I have test cases that verifies that ordering is maintained, and also 
such that attempt to verify that processing happens in order. The former 
is easy - just add a sequence number at ingress, and make sure the 
packets egress the system in the same order. They way I go about the 
latter was to have a per-flow spinlock, and have the receiving worker to 
take the lock (with spinlock_try_lock()), to make sure no other lcore 
was processing the same flow id at the same time.

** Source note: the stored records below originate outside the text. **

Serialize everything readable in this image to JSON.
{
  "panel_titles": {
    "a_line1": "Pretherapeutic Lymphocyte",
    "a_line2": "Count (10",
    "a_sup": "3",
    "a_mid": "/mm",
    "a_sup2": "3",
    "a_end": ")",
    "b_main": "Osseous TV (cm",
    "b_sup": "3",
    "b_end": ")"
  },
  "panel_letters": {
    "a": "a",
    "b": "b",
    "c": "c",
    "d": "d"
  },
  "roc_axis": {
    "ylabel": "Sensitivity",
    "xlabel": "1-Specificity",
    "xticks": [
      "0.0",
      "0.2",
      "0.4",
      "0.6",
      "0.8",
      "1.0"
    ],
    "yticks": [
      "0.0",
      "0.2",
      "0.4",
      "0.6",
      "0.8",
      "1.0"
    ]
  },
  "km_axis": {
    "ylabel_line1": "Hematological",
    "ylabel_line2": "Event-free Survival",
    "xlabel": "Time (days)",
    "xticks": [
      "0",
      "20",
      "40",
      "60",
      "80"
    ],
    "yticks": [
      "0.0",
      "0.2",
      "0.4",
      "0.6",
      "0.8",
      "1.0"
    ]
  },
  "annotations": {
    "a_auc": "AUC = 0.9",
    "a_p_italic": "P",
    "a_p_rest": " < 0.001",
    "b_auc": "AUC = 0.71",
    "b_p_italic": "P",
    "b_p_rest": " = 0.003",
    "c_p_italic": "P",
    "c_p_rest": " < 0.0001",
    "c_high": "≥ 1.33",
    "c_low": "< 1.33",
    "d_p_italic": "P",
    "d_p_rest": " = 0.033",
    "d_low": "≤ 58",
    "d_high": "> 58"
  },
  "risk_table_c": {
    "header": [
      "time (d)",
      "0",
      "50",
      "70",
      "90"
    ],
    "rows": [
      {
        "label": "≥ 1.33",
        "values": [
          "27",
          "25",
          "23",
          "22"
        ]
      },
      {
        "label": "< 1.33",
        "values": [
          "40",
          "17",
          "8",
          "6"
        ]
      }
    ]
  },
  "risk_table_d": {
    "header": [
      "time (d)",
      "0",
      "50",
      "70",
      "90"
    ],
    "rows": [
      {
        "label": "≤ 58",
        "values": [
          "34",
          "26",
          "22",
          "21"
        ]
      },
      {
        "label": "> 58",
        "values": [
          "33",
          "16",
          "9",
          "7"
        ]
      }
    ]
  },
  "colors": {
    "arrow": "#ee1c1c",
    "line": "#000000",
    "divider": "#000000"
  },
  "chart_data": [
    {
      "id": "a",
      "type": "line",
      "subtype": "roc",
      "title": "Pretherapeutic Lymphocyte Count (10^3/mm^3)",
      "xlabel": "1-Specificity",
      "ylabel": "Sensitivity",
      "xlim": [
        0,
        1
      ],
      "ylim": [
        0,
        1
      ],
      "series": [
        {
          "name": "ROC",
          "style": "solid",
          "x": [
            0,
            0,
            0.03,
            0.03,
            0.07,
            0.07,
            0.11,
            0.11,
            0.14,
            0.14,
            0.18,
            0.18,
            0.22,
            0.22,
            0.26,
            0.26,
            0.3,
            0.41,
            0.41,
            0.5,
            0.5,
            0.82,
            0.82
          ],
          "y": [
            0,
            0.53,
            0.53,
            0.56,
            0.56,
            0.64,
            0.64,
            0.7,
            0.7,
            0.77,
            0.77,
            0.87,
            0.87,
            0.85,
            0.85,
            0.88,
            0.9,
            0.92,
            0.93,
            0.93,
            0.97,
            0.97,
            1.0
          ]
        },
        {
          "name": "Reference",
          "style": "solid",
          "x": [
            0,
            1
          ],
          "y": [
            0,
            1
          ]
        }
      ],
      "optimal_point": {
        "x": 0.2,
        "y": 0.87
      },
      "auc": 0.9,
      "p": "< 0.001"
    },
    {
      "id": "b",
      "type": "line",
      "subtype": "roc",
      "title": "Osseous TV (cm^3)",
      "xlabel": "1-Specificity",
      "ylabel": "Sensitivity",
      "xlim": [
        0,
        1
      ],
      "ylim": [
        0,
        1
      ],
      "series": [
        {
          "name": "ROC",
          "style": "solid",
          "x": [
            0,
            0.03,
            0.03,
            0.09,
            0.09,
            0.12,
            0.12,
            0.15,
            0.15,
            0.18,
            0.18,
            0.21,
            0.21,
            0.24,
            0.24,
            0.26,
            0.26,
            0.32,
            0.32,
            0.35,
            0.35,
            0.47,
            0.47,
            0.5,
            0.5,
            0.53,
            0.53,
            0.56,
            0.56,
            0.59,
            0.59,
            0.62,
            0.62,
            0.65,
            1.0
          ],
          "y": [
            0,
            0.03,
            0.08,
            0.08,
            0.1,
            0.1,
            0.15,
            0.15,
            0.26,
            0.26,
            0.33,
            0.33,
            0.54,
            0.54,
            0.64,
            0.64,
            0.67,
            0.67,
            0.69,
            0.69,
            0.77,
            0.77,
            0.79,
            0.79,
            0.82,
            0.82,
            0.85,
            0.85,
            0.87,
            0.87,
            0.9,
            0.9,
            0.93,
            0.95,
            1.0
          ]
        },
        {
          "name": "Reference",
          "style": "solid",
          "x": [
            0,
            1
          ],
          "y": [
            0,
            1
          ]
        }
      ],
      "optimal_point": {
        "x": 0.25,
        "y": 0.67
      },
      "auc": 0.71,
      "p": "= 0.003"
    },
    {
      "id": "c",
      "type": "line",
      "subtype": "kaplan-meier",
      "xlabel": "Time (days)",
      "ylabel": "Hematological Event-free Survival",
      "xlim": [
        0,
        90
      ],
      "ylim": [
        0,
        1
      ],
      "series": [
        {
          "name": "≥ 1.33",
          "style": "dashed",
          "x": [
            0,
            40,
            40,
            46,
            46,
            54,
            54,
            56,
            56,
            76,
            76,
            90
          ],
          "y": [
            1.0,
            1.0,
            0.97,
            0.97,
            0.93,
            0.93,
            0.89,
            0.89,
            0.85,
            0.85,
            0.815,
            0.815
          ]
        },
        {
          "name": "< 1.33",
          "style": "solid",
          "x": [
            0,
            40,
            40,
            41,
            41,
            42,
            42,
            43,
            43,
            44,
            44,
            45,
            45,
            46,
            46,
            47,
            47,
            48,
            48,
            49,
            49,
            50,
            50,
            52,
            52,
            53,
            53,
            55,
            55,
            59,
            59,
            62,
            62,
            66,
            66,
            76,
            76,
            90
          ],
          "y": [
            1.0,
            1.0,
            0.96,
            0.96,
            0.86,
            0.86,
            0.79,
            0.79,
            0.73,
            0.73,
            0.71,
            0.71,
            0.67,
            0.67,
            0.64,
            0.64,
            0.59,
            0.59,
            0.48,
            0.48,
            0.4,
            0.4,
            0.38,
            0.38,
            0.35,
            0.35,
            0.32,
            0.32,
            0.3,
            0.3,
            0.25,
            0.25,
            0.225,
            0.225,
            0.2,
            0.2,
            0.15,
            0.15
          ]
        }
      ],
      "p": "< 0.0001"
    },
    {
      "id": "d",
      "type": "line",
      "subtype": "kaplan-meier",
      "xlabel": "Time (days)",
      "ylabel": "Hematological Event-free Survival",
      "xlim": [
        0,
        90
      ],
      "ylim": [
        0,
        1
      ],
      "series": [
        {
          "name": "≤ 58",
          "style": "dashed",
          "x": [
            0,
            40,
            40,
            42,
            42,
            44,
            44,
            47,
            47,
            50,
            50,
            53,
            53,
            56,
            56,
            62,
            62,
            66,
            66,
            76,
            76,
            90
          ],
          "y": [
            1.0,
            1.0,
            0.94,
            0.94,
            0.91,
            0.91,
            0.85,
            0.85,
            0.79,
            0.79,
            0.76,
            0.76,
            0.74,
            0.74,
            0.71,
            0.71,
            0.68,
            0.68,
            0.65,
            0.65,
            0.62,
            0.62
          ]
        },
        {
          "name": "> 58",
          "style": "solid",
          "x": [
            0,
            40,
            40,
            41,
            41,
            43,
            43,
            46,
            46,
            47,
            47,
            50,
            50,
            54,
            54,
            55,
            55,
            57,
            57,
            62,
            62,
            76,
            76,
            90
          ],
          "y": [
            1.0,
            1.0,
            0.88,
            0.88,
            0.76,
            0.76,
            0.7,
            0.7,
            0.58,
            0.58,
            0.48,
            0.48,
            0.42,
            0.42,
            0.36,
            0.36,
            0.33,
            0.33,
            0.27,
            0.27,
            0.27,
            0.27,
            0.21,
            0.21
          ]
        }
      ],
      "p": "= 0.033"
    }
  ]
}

>    2.  Is the following understanding correct: for DSW_MIGRATION_INTERVAL (viz 1 ms.) a flow is pinned to a core?

Yes.

> Which means if in this 1ms interval even if there are other cores idling and this core is oversubscribed due to another flow as well then the core would be shared between the 2 flows.

Yes, such load imbalance-related inefficiencies are certainly possible. 
I touch upon this issue in my DPDK Userspace DSW seminar:
https://www.youtube.com/watch?v=M1t3cRZ2mjg

> So would an alternating pattern of simultaneous “1ms burst and silence” on the two flows be the pathological case for under-utilization of the cores and low thruput? – since the core would be shared for the busy period and just when migration is planned there is silence and then the cycle repeats. I want to have a good grasp of the pathological cases of this scheduler.

Worst case would be a situation where all the flows are owned by the 
same eventdev port, and at the exact time of migration, the migrated 
flow would go silent, and a new flow, previously idle, also owned by 
this bottleneck port, would start sending.

After a while, all flows will have migrated from this bottleneck port to 
other ports. To maintain maximum imbalance, this magical, omniscient 
traffic generator would have to change all flows it's generating, and 
pick flow ids which are all owned by the same port.

It's a situation not likely to be seen in the wild. That said, if you 
have a system with very few, very bursty flows and a short pipeline, 
imbalance might well become a real problem.